DESCRIPTION (provided by applicant): Because an amino acid can be encoded by as many as six codons, there are many different ways to encode any particular protein. Biases exist in the way codons are used. One well- known bias is the codon bias, which is simply that some codons are used more than others. Less well-known is that there is also a "codon pair bias", such that some codons "prefer" to be adjacent to certain other codons. This codon pair bias is completely separate and independent from the codon bias. Recently, we have found that when viruses are re-coded to have a bad codon pair bias, the viruses are attenuated, in extreme cases to inviability. It appears that attenuation of a virus via a bad codon pair bias can be used to make a live, attenuated vaccine. However, while the procedure works, nothing whatever is known about the mechanim by which codon pair bias causes attenuation, and this lack of knowledge is slowing the work with viral vaccines. In this proposal, we will investigate, for the first time, the mechanism of attenuation by bad codon pair bias. This will be done in yeast, where we have recently shown there are strong codon pair bias effects. We will confirm the effects of codon pair bias in yeast using two codon pair de-optimized synthetic yeast genes, dHIS3 and dLYS2. We will test the idea that bad codon pair bias slows translation using polysome profiling and ribosome density mapping. We will test the idea that bad codon pair bias causes inaccurate translation and protein degradation by turning off proteasomal degradation, and also using other methods. We have already selected yeast mutants that are apparently less sensitive than wild-type to codon pair bias, and we will characterize these mutants and identify the mutant genes. Finally we will do a high- throughput study of (initially) 22,000 different encodings of HIS3 to correlate particular encodings with the strength of gene function. Our long term goal is to understand the mechanism of attenuation by bad codon pair bias to facilitate the development of live, attenuated viral vaccines, and also to facilitate the tuning of gene expression.

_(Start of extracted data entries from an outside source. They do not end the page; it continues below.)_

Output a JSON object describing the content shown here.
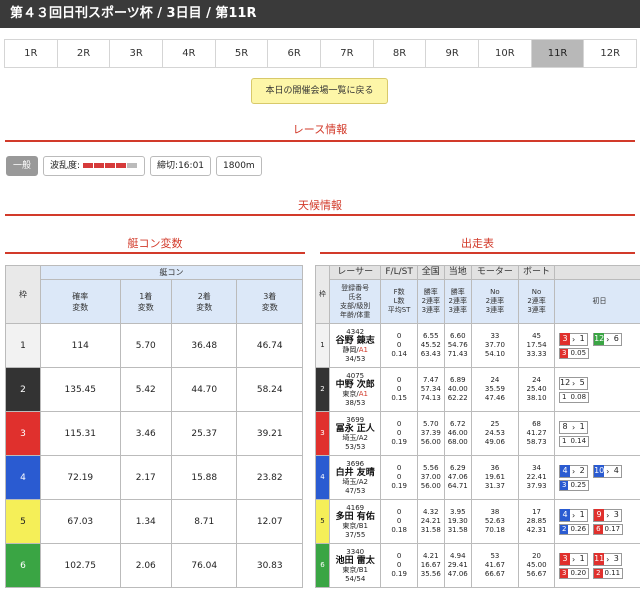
{
  "title": "第４３回日刊スポーツ杯 / 3日目 / 第11R",
  "races": [
    "1R",
    "2R",
    "3R",
    "4R",
    "5R",
    "6R",
    "7R",
    "8R",
    "9R",
    "10R",
    "11R",
    "12R"
  ],
  "active_race": "11R",
  "back_button": "本日の開催会場一覧に戻る",
  "sections": {
    "race_info": "レース情報",
    "weather": "天候情報",
    "kcon": "艇コン変数",
    "entries": "出走表"
  },
  "race_info": {
    "grade": "一般",
    "wave_label": "波乱度:",
    "wave_level": 4,
    "wave_max": 5,
    "deadline": "締切:16:01",
    "distance": "1800m"
  },
  "kcon_table": {
    "waku_header": "枠",
    "group_header": "艇コン",
    "cols": [
      "確率\n変数",
      "1着\n変数",
      "2着\n変数",
      "3着\n変数"
    ],
    "rows": [
      {
        "waku": "1",
        "prob": "114",
        "first": "5.70",
        "second": "36.48",
        "third": "46.74"
      },
      {
        "waku": "2",
        "prob": "135.45",
        "first": "5.42",
        "second": "44.70",
        "third": "58.24"
      },
      {
        "waku": "3",
        "prob": "115.31",
        "first": "3.46",
        "second": "25.37",
        "third": "39.21"
      },
      {
        "waku": "4",
        "prob": "72.19",
        "first": "2.17",
        "second": "15.88",
        "third": "23.82"
      },
      {
        "waku": "5",
        "prob": "67.03",
        "first": "1.34",
        "second": "8.71",
        "third": "12.07"
      },
      {
        "waku": "6",
        "prob": "102.75",
        "first": "2.06",
        "second": "76.04",
        "third": "30.83"
      }
    ]
  },
  "entries_table": {
    "headers": [
      "枠",
      "レーサー",
      "F/L/ST",
      "全国",
      "当地",
      "モーター",
      "ボート",
      ""
    ],
    "subheaders": [
      "登録番号\n氏名\n支部/級別\n年齢/体重",
      "F数\nL数\n平均ST",
      "勝率\n2連率\n3連率",
      "勝率\n2連率\n3連率",
      "No\n2連率\n3連率",
      "No\n2連率\n3連率",
      "初日"
    ],
    "rows": [
      {
        "waku": "1",
        "reg": "4342",
        "name": "谷野 錬志",
        "branch": "静岡/",
        "cls": "A1",
        "age": "34/53",
        "f": "0",
        "l": "0",
        "st": "0.14",
        "nat": [
          "6.55",
          "45.52",
          "63.43"
        ],
        "loc": [
          "6.60",
          "54.76",
          "71.43"
        ],
        "mot": [
          "33",
          "37.70",
          "54.10"
        ],
        "boat": [
          "45",
          "17.54",
          "33.33"
        ],
        "t1": {
          "a": "3",
          "b": "1",
          "sub": [
            "3",
            "0.05"
          ]
        },
        "t2": {
          "a": "12",
          "b": "6",
          "sub": []
        }
      },
      {
        "waku": "2",
        "reg": "4075",
        "name": "中野 次郎",
        "branch": "東京/",
        "cls": "A1",
        "age": "38/53",
        "f": "0",
        "l": "0",
        "st": "0.15",
        "nat": [
          "7.47",
          "57.34",
          "74.13"
        ],
        "loc": [
          "6.89",
          "40.00",
          "62.22"
        ],
        "mot": [
          "24",
          "35.59",
          "47.46"
        ],
        "boat": [
          "24",
          "25.40",
          "38.10"
        ],
        "t1": {
          "a": "12",
          "b": "5",
          "sub": [
            "1",
            "0.08"
          ]
        },
        "t2": null
      },
      {
        "waku": "3",
        "reg": "3699",
        "name": "冨永 正人",
        "branch": "埼玉/A2",
        "cls": "",
        "age": "53/53",
        "f": "0",
        "l": "0",
        "st": "0.19",
        "nat": [
          "5.70",
          "37.39",
          "56.00"
        ],
        "loc": [
          "6.72",
          "46.00",
          "68.00"
        ],
        "mot": [
          "25",
          "24.53",
          "49.06"
        ],
        "boat": [
          "68",
          "41.27",
          "58.73"
        ],
        "t1": {
          "a": "8",
          "b": "1",
          "sub": [
            "1",
            "0.14"
          ]
        },
        "t2": null
      },
      {
        "waku": "4",
        "reg": "3696",
        "name": "白井 友晴",
        "branch": "埼玉/A2",
        "cls": "",
        "age": "47/53",
        "f": "0",
        "l": "0",
        "st": "0.19",
        "nat": [
          "5.56",
          "37.00",
          "56.00"
        ],
        "loc": [
          "6.29",
          "47.06",
          "64.71"
        ],
        "mot": [
          "36",
          "19.61",
          "31.37"
        ],
        "boat": [
          "34",
          "22.41",
          "37.93"
        ],
        "t1": {
          "a": "4",
          "b": "2",
          "sub": [
            "3",
            "0.25"
          ]
        },
        "t2": {
          "a": "10",
          "b": "4",
          "sub": []
        }
      },
      {
        "waku": "5",
        "reg": "4169",
        "name": "多田 有佑",
        "branch": "東京/B1",
        "cls": "",
        "age": "37/55",
        "f": "0",
        "l": "0",
        "st": "0.18",
        "nat": [
          "4.32",
          "24.21",
          "31.58"
        ],
        "loc": [
          "3.95",
          "19.30",
          "31.58"
        ],
        "mot": [
          "38",
          "52.63",
          "70.18"
        ],
        "boat": [
          "17",
          "28.85",
          "42.31"
        ],
        "t1": {
          "a": "4",
          "b": "1",
          "sub": [
            "2",
            "0.26"
          ]
        },
        "t2": {
          "a": "9",
          "b": "3",
          "sub": [
            "6",
            "0.17"
          ]
        }
      },
      {
        "waku": "6",
        "reg": "3340",
        "name": "池田 雷太",
        "branch": "東京/B1",
        "cls": "",
        "age": "54/54",
        "f": "0",
        "l": "0",
        "st": "0.19",
        "nat": [
          "4.21",
          "16.67",
          "35.56"
        ],
        "loc": [
          "4.94",
          "29.41",
          "47.06"
        ],
        "mot": [
          "53",
          "41.67",
          "66.67"
        ],
        "boat": [
          "20",
          "45.00",
          "56.67"
        ],
        "t1": {
          "a": "3",
          "b": "1",
          "sub": [
            "3",
            "0.20"
          ]
        },
        "t2": {
          "a": "11",
          "b": "3",
          "sub": [
            "2",
            "0.11"
          ]
        }
      }
    ]
  },
  "colors": {
    "accent": "#d23a2a",
    "header_blue": "#dce8f8",
    "back_button": "#fdf6a8"
  }
}
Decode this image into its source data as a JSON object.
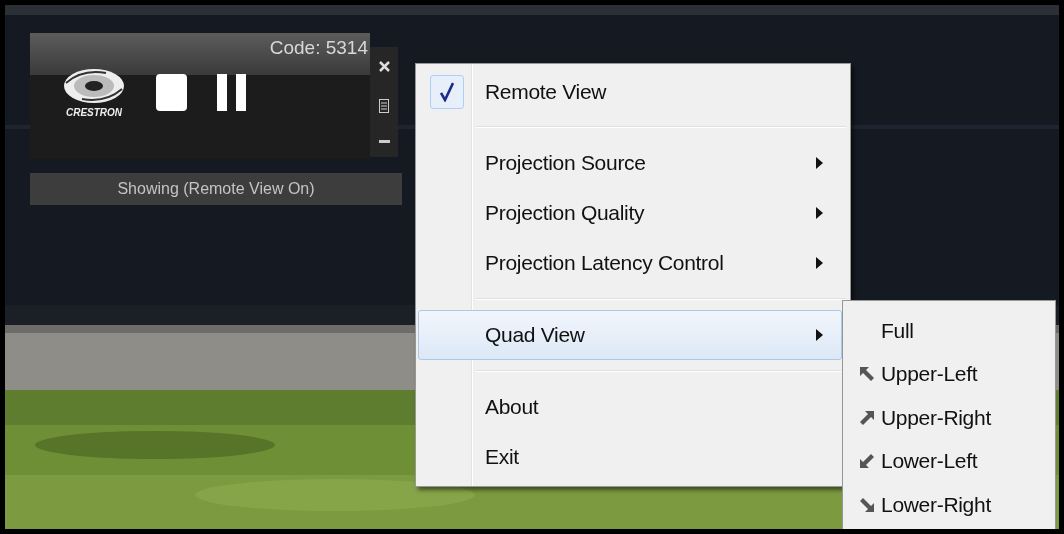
{
  "widget": {
    "code": "Code: 5314",
    "logo_text": "CRESTRON",
    "status": "Showing (Remote View On)"
  },
  "menu": {
    "groups": [
      [
        {
          "kind": "check",
          "label": "Remote View",
          "checked": true,
          "selected": false
        }
      ],
      [
        {
          "kind": "submenu",
          "label": "Projection Source",
          "selected": false
        },
        {
          "kind": "submenu",
          "label": "Projection Quality",
          "selected": false
        },
        {
          "kind": "submenu",
          "label": "Projection Latency Control",
          "selected": false
        }
      ],
      [
        {
          "kind": "submenu",
          "label": "Quad View",
          "selected": true
        }
      ],
      [
        {
          "kind": "plain",
          "label": "About",
          "selected": false
        },
        {
          "kind": "plain",
          "label": "Exit",
          "selected": false
        }
      ]
    ]
  },
  "submenu": {
    "items": [
      {
        "kind": "full",
        "label": "Full",
        "selected": false
      },
      {
        "kind": "upper-left",
        "label": "Upper-Left",
        "selected": false
      },
      {
        "kind": "upper-right",
        "label": "Upper-Right",
        "selected": false
      },
      {
        "kind": "lower-left",
        "label": "Lower-Left",
        "selected": false
      },
      {
        "kind": "lower-right",
        "label": "Lower-Right",
        "selected": false
      }
    ]
  }
}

描述（由申请人提供）：因为氨基酸可以由多达六个密码子编码，所以有许多不同的方法来编码任何特定的蛋白质。密码子的使用方式存在偏差。一种众所周知的偏差是密码子偏差，即某些密码子比其他密码子使用得更多。不太为人所知的是，还存在“密码子对偏差”，即某些密码子“更喜欢”与某些其他密码子相邻。这种密码子对偏倚与密码子偏倚完全分开且独立。最近，我们发现，当病毒被重新编码为具有不良密码子对偏差时，病毒就会被减毒，在极端情况下甚至会变得无法生存。看来，通过不良密码子对偏差来减毒病毒可用于制造活的减毒疫苗。然而，虽然该程序有效，但对密码子对偏倚导致减毒的机制一无所知，而这种知识的缺乏正在减慢病毒疫苗的工作。在本提案中，我们将首次研究不良密码子对偏差造成的衰减机制。这将在酵母中完成，我们最近表明酵母存在强烈的密码子对偏差效应。我们将使用两个密码子对去优化的合成酵母基因 dHIS3 和 dLYS2 来确认酵母中密码子对偏倚的影响。我们将使用多核糖体分析和核糖体密度图来测试坏密码子对偏差会减慢翻译的想法。我们将通过关闭蛋白酶体降解以及使用其他方法来测试不良密码子对偏差会导致不准确的翻译和蛋白质降解的想法。我们已经选择了明显比野生型对密码子对偏倚更不敏感的酵母突变体，我们将表征这些突变体并鉴定突变基因。最后，我们将对（最初）22,000 种不同的 HIS3 编码进行高通量研究，以将特定编码与基因功能的强度相关联。我们的长期目标是了解不良密码子对偏倚造成的减毒机制，以促进活减毒病毒疫苗的开发，并促进基因表达的调整。